Definitions of growth management have changed over time, with each definition representing a different epoch and planning philosophy. The early definitions were related to emerging growth policies of the 1970s. Growth management was defined as a more effective means to time, regulate, or even halt an increase in population. During the 1990s, growth management definitions added governance, institutions, and incentives, as growth management imposed an ideological obligation on governments to establish institutional arrangements for using taxes, expenditures, and regulatory powers to influence the distribution of land use activities in a community. At the same time, more emphasis was put on collaboration and regional initiatives. Under growth management, local governments would aspire to contain a community's development in ways that balance competing land uses and coordinate interlocal benefits.

The various definitions make clear that growth management is about regulating and steering land use with policy tools. However, as planning has shifted over time, growth management has evolved from a singular focus on regulation to a more complex set of activities that reach beyond a single community and take various stakeholder interests into consideration.

Development of Growth Management

Growth management emerged as a movement in U.S. planning in the 1960s. Given the problems related to urban sprawl, such as environmental degradation and overstretched infrastructure, citizens grew more conscious of their urban and natural environment. Preserving environmental resources was the overriding concern of many of the first-generation growth management programs.

Following regulative and quantitative planning modes fashionable at the time, tools such as boundaries, staging, and growth caps were applied. These first-generation regulations were generally implemented in conjunction with existing planning and zoning regulations.

The development of growth management can be divided into programs driven by the initiatives of single municipalities and those driven by individual state governments. Prominent examples on the local level include Ramapo, New York, where in 1969 the community was divided into land use segments to be realized in a certain order (tiers; staging). In Boulder, Colorado (1972), and Boca Raton, Florida (1972), population growth was limited to 40,000 additional housing units. Petaluma, California, established a growth rate (cap) of 500 housing units per year in 1972.

State growth management programs grew out of land use reform meant to fulfill environmental protection goals. State and local governments would share authority to protect designated areas from growth.
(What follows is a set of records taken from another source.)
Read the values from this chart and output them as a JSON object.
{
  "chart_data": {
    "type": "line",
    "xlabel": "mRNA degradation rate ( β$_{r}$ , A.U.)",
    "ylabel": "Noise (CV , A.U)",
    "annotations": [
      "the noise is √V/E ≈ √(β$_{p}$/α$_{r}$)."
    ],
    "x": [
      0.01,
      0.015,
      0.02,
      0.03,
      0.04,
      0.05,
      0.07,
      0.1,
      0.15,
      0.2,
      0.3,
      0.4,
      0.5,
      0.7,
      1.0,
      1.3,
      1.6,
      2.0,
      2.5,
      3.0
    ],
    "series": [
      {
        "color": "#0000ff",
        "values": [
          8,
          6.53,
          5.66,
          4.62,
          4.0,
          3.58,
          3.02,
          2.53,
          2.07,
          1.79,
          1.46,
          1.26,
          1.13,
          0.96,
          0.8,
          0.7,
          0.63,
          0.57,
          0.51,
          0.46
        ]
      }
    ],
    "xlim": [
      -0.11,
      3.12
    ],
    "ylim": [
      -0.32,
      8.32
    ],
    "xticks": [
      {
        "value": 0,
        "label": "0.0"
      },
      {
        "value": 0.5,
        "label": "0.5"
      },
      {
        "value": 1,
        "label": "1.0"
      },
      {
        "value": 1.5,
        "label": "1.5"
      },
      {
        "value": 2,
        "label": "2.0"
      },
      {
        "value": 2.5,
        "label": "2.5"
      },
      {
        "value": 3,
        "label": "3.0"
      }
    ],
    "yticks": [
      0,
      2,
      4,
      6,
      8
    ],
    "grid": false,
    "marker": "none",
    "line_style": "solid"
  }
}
Oregon's innovative growth management system has been a role model for other states. It was the first to empower the state government to control land use by partially shifting growth control power from local governments to the state and by combining different land use approaches. Of especial importance in the development of the Portland metropolitan area is the Metropolitan Service District, a regional government. One of the prime responsibilities of this elected regional government is to manage a growth boundary that curtails development around Portland.